Thanks for listening
Keeley x


----------



## singto (Sep 15, 2008)

keeley b said:


> Hello everyone
> My boyfriend and I would be really grateful for any advice about moving to and working in Thailand, ideally on one of the islands. Is it easy to go and find work when out there, casual or office, are things in Thailand for jobs as bad as it seems to be everywhere else, and is anyone looking for any staff at all? I'm an office worker with bar and horse riding experience and my boyfriend is in sales with good people skills. Any tips would be very much appreciated.
> Thanks for listening
> Keeley x



No, it's not easy as there are literally thousands of people who come here (or don't) and decide they want to live here.

The skills you have are a dime a dozen here and Thai employers would much rather have Thais working for them than a foreigner who doesn't speak the language, know the culture, or want more money than the average Thai would make. 

That's the simple truth.

Now, for those who are hustlers, work can be found but it will likely take you time to make the contacts and learn enough to make yourself valuable enough in a foreigner or Thai's eyes to be hired.
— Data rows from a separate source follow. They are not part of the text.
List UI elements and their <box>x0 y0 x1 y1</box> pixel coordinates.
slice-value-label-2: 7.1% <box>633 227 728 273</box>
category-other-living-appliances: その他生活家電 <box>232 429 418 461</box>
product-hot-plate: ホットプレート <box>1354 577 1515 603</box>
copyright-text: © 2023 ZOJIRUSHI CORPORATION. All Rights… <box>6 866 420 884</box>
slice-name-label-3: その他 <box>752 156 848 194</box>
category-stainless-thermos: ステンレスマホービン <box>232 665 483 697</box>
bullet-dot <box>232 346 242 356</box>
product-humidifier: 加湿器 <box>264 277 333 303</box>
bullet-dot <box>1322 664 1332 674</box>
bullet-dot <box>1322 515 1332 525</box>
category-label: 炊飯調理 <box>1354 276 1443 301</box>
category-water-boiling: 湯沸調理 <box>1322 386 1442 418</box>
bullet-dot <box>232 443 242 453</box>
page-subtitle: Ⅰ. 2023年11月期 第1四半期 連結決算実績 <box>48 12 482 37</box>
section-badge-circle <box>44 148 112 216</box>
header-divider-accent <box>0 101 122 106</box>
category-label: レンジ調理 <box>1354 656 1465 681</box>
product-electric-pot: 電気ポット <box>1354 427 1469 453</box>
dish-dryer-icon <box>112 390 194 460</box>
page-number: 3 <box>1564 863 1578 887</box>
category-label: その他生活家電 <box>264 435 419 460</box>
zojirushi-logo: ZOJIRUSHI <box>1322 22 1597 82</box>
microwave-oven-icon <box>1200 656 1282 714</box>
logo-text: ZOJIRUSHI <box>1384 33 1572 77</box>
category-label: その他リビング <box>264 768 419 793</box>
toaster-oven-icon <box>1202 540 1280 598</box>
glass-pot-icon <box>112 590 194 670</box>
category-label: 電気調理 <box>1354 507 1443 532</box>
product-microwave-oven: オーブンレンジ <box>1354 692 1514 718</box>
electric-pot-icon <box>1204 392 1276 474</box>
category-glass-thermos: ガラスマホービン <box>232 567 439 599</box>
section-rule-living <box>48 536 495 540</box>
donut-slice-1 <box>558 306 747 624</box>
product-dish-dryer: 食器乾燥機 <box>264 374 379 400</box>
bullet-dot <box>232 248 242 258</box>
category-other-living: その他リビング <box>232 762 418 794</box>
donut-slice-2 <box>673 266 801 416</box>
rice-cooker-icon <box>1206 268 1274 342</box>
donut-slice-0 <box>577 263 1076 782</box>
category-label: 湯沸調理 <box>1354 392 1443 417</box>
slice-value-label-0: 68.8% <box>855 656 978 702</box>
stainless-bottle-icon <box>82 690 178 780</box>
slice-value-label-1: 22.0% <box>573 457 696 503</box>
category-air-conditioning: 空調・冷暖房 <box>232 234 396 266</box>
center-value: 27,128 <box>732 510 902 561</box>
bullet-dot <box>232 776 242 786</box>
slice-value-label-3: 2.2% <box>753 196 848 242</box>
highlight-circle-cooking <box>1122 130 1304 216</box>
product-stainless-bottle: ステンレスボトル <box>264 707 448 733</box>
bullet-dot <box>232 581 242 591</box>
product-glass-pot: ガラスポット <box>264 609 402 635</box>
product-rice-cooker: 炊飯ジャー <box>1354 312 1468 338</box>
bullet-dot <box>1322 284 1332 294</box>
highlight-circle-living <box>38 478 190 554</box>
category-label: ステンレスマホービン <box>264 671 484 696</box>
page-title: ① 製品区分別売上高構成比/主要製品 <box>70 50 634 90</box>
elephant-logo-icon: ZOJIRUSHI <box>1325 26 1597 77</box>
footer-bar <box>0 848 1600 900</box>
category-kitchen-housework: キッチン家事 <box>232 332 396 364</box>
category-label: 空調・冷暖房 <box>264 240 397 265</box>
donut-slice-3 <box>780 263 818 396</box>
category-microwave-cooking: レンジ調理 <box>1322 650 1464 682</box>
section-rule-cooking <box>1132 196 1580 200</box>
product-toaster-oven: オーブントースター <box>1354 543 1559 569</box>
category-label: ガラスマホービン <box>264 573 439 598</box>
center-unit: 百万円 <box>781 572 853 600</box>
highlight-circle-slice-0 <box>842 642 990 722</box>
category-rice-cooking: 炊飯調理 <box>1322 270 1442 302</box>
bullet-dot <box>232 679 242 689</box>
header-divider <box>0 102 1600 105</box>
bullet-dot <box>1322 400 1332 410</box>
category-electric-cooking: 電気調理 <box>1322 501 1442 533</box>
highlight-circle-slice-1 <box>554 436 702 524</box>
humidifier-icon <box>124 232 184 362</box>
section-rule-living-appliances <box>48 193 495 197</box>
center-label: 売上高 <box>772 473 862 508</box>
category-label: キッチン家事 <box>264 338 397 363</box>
I've been here fourteen years and have had several jobs. I brought over around $30,000 US in addition to having a monthly payout for a year so this gave me the luxury of time to make contacts and figure out where I fit in.


----------



## stogiebear (Mar 20, 2009)

Why don't you start a business?


----------



## KhwaamLap (Feb 29, 2008)

It would be difficult to get a work permit for a basic admin/secretarial job unless they needed fluent English. Its a hastle for the company and there are country based minimum wages here, so Thais can be paid cheaply and (officially) you couldn't and would be expensive.

Most people that do not have specific skills and have not been ported over from their home country by their home firm to a Thai office etc, either teach (officially you would need a degree, teaching experience and Thai teaching cert - but many don't especially in the sticks - but this carries risks) or start their own business (bar/restaurant/guest house etc). Even that's not easy, have a look at SunBelt Asia Sunbelt Asia Group for some idea as to how much this would cost/how to go about it etc. Perhaps you could buy an existing business, a lot of them going tits up right now!

Its getting hard to find jobs now - it is reckoned that Thailand will loose 1,000,000 jobs over the next year, so not much better than anywhere else really. You need to do a heck of a lot of research first, and know what and how well before you book your tickets.


----------